PROF. ART ENGLISH, UNIVERSITY OF ARKANSAS AT LITTLE ROCK: No question they see an opportunity here and an opportunity to win a Senate seat doesn't come often for Republicans in Arkansas.
KING: Senator Lincoln opposes a public option, and while that angers liberals, political scientist Art English says Lincoln needs to worry about conservative Democrats and independents in a state President Obama lost by 20 points. ENGLISH: It's tough. It's like that show, "Malcolm in the Middle," but this time it's kind of, you know, Senator Blanche Lincoln in the middle, and it has been tough on her.
KING: Larry Levy owns this Little Rock brake shop, and has gone from paying 100 percent of employees' health care to 60 percent.
LARRY LEVY, OWNER, STUART'S BRAKE SHOP: It kept going up and as my employees got older, the premiums, they began to get so high we just couldn't realistically afford it.
KING: But Levy sees disaster in Democratic plans to create a public option or a mandate that everyone buy health insurance.
LEVY: We don't know what it's going to cost us. We have health issues, I agree. There needs to be reform. But let's identify the problems that we have and let's fix those problems. Let's just don't throw out everything and start all over.
KING (on camera): They say that if taxes go up, it will only be on people above 250 grand a year, but you don't buy it?
LEVY: No, no, I don't.
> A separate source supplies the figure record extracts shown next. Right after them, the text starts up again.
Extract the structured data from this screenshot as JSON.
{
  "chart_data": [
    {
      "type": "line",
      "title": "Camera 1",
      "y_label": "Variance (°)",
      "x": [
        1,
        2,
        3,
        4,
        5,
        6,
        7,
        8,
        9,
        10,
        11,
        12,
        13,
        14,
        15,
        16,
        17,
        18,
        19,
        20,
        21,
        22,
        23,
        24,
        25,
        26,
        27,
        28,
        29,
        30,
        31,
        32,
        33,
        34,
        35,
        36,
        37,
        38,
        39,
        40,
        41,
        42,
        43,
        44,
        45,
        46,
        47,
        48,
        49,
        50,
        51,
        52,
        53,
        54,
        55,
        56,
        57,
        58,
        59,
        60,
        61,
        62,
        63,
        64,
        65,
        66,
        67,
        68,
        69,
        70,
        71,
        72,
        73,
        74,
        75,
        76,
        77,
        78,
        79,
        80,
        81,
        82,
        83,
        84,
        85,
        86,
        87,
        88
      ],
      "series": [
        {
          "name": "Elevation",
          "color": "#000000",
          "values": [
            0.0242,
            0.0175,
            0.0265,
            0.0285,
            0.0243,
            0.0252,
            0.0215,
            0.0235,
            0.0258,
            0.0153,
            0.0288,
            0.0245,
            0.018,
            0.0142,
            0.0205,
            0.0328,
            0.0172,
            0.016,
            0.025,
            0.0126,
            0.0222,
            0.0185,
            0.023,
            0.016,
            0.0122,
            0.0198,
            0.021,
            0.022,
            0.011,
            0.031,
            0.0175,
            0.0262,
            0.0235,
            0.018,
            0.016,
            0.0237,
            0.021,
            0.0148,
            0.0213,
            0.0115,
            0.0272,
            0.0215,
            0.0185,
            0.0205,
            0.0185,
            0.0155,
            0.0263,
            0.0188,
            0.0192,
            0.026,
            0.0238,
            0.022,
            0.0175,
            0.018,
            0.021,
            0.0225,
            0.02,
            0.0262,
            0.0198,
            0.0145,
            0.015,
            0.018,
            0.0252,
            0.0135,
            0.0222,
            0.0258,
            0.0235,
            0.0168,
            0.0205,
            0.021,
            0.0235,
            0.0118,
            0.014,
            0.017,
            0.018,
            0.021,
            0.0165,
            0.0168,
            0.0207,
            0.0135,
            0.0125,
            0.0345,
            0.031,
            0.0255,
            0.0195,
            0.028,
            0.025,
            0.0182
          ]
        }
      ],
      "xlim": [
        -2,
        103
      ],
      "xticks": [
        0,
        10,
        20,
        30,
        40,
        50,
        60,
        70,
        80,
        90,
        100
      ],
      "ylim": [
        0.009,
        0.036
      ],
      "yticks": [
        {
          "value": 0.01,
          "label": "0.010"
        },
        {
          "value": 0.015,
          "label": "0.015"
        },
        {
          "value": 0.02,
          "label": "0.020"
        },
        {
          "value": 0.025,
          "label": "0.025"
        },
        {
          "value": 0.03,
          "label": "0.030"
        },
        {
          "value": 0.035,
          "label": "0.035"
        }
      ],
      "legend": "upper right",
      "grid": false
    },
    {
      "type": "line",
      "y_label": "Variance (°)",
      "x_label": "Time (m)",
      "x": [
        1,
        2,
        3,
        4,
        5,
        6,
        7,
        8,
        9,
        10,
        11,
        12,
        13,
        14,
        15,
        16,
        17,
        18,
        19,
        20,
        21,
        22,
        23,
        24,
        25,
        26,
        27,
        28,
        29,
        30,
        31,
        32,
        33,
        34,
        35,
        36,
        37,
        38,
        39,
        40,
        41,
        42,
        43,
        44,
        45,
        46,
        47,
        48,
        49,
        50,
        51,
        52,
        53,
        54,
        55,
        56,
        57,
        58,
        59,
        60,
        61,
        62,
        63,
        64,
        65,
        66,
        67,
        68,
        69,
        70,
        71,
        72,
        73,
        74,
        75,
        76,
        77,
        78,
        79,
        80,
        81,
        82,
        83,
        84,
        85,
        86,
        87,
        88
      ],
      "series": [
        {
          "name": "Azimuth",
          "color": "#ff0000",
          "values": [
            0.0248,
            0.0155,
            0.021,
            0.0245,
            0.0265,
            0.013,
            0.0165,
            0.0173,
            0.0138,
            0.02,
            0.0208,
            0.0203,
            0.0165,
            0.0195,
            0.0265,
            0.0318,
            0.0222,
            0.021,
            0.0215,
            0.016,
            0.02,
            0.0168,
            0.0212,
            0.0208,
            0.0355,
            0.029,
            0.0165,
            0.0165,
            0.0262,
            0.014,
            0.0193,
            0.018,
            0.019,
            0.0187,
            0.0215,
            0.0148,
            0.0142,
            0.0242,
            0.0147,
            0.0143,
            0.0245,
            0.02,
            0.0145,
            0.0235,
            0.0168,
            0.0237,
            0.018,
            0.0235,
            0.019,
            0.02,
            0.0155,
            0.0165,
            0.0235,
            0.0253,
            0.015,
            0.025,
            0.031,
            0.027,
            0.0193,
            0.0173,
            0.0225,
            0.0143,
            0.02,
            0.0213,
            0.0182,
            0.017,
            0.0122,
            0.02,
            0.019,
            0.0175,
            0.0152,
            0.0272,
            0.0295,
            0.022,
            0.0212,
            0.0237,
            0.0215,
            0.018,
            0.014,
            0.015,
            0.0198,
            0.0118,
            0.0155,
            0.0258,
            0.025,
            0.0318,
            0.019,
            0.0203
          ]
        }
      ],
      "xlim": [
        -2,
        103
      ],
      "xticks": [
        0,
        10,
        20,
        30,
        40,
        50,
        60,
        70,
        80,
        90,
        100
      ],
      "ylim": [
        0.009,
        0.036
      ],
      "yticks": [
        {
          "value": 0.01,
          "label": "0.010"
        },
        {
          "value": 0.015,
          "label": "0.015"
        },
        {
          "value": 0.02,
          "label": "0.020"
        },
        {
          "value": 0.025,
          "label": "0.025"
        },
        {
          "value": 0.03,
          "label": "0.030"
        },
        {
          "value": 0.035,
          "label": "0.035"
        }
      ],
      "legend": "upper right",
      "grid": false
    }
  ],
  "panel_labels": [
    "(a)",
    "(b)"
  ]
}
I don't buy it. We middle-class people will shoulder the burden. I have no question about that.
KING (voice-over): Levy describes himself as a conservative who did not vote for Mr. Obama, but does sometimes votes for conservative Democrats. He is not a fan of Senator Lincoln.
LEVY: She is playing games right now, I think, you know? She is just kind of swaying back and forth. I know she's in a tough position, but if she'll listen to her constituents we don't want her to vote for this, I think.
KING (on camera): You think that she has -- she had better listen?
LEVY: I think she needs to listen if she wants to keep her job, yes.
KING (voice-over): But Levy says Lincoln has already lost his vote. He sees Washington as veering too far left and sees the midterm elections as a chance to vote Republican and put the brakes on the Obama agenda.
(END VIDEOTAPE)
KING: Our thanks to the people of Pine Bluff and to Little Rock for opening their homes and their businesses to us. Arkansas is a great state and has fascinating politics. We'll keep an eye on that race.
But as you know, one of our goals is to get out of Washington as often as we can. We've made it our pledge here on STATE OF THE UNION to travel to all 50 states in our first year. So far, we've been to 45, including Arkansas, Alabama, and Vermont, and many in between. Check out cnn.com/stateoftheunion where you can take a peek whether we've learned when we've visited your state. We'll be right here again next Sunday and every Sunday at 9:00 a.m. Eastern for the first and last word in Sunday talk. Until then I'm John King in Washington. Please take care.
For our international viewers, "AFRICAN VOICES" is next, and for everyone else, FAREED ZAKARIA: GPS" starts right now.